A deal for Chris Wood was also finalised but that was a release clause being triggered, so no negotiating was required.

Howe has been and remains desperate for more players and it is clear he believed he would have more options available to him by this point in January.

When taking charge of the club, Newcastle’s new owners – the Public Investment Fund, PCP Capital Partners and the Reuben Brothers – admitted they need to correct things after the Mike Ashley years.

The new regime used former chief Lee Charnley to interview Howe and appoint him as Steve Bruce’s successor, but then they let him go.

Amanda Staveley

Staveley in the crowd / Stu Forster/GettyImages

However, they have yet to replace him, instead using Amanda Staveley and her husband Mehrdad Ghodoussi – who is a partner at PCP.

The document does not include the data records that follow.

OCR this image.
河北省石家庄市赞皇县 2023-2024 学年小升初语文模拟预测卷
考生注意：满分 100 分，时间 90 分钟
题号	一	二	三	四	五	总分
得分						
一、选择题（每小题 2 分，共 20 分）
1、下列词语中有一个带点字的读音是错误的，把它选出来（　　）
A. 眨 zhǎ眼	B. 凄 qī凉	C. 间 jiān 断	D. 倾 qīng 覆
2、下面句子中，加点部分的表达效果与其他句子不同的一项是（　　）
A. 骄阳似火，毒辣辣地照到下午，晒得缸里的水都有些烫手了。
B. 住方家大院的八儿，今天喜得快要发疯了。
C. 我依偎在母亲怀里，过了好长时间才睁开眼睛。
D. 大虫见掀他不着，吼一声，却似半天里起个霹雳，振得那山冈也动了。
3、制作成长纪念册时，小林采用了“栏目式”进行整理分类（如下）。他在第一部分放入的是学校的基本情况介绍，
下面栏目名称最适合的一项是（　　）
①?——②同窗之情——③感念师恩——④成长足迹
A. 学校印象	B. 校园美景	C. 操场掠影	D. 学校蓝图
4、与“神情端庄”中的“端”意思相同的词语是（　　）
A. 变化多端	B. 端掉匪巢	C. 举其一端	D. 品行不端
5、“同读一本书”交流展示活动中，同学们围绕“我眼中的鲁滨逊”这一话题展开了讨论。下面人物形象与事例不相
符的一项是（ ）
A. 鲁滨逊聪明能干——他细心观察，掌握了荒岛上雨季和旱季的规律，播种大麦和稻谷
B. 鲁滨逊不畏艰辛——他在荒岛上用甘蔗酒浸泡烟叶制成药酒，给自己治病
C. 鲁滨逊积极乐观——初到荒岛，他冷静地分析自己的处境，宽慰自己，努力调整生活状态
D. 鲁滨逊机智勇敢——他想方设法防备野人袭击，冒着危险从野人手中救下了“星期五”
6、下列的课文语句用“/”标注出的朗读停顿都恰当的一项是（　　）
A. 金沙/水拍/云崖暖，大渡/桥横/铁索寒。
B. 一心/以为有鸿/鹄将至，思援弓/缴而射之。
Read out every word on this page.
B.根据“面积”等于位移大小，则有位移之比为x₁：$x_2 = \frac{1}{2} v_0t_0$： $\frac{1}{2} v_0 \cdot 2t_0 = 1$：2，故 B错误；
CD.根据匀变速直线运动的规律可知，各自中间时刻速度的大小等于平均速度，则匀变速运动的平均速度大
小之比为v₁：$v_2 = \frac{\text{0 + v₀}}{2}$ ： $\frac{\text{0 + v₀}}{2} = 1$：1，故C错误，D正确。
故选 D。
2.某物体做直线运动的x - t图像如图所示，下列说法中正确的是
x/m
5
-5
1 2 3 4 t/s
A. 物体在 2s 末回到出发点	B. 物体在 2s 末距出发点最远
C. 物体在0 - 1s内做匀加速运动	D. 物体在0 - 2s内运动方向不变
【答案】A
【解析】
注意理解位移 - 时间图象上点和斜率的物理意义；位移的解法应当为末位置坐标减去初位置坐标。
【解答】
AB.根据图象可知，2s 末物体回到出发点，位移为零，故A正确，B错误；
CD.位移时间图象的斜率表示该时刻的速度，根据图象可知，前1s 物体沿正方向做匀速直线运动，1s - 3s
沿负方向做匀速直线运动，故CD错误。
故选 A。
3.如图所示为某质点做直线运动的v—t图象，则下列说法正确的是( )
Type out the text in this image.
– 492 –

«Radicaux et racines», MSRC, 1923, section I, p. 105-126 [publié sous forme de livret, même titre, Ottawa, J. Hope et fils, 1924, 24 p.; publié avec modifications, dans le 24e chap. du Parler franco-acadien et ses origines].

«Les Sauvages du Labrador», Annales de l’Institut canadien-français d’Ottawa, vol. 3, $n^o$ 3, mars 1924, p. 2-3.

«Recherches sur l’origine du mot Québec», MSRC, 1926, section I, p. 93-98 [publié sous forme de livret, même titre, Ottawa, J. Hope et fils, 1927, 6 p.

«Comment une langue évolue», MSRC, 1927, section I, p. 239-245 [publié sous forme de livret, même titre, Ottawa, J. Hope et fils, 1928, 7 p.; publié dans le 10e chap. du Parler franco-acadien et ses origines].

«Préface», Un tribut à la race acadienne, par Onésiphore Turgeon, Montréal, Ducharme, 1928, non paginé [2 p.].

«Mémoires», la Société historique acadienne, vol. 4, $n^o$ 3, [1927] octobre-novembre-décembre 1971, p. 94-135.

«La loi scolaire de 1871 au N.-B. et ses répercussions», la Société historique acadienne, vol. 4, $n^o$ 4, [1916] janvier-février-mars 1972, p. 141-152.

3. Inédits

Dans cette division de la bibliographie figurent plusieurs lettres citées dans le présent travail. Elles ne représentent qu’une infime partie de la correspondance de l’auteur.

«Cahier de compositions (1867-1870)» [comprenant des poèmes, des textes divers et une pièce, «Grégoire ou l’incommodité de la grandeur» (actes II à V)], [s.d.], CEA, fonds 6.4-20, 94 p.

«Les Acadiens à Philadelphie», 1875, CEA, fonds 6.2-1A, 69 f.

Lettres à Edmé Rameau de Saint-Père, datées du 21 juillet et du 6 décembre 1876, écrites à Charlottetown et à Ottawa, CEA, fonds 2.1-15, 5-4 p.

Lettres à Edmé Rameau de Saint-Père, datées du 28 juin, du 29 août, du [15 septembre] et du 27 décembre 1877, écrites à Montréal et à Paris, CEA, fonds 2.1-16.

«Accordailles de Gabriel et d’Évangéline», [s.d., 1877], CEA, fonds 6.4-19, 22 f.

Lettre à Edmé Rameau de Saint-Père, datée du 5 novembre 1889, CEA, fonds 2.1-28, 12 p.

They are managing the club on a day-to-day basis, and it is showing with their lack of football knowledge and management harming their ambitions.

A new director of football was high on their wanted list but thus far they have not managed to move forward with one – instead bringing in a temporary advisor in Nick Hammond, and other footballing figures.

But it is not working and it is clear to see why. It need not be this way – just look at Saturday’s opponents Leeds. Yes, Newcastle got the better of them on the pitch – but off it they need to take a close look.

After a dismal spell under Massimo Cellino – a hugely unpopular figure who you could liken to Ashley – the club was bought by Andrea Radrizzani.

Radrizzani is as powerful a figurehead, probably more so than anyone at Newcastle – but did he try and do it himself? Did he attempt to broker transfer deals? Did he pick targets for the club? No.

Instead, the Italian went out and made quick and appropriate appointments with Victor Orta arriving as director of football, Ivan Bravo coming in as director of strategy and Angus Kinnear appointed chief executive.

Radrizzani knew he had the knowledge to run a club of that size – a one city club, almost unparalleled in terms of potential, perhaps bar one…Newcastle United.

Eddie Howe said this week: “It’s been frustrating in the transfer market. We know we are against a deadline and we’re desperately trying to improve the squad.

“We’re working very hard behind the scenes.”

Meanwhile, Marcelo Bielsa was saying this about Orta and those above him: “He’s found the players that adapt to the way of playing of Leeds. The majority of them are young and the players that have arrived here, they are usually worth more after they have been here.

“That means he picked players with a margin of growth for the potential to be better. He’s a person who knows the market very well with regards to young players in different countries.”

Marcelo Bielsa

Marcela Bielsa has backing from his board / Alex Pantling/GettyImages

Now, Newcastle have to act while there is still time left in the window, because while they took the three points at Leeds with this squad, they will need more to stay up.

The players are clearly behind Howe, as they showed at Elland Road, and now the others at the club have to stand up and back their boss too.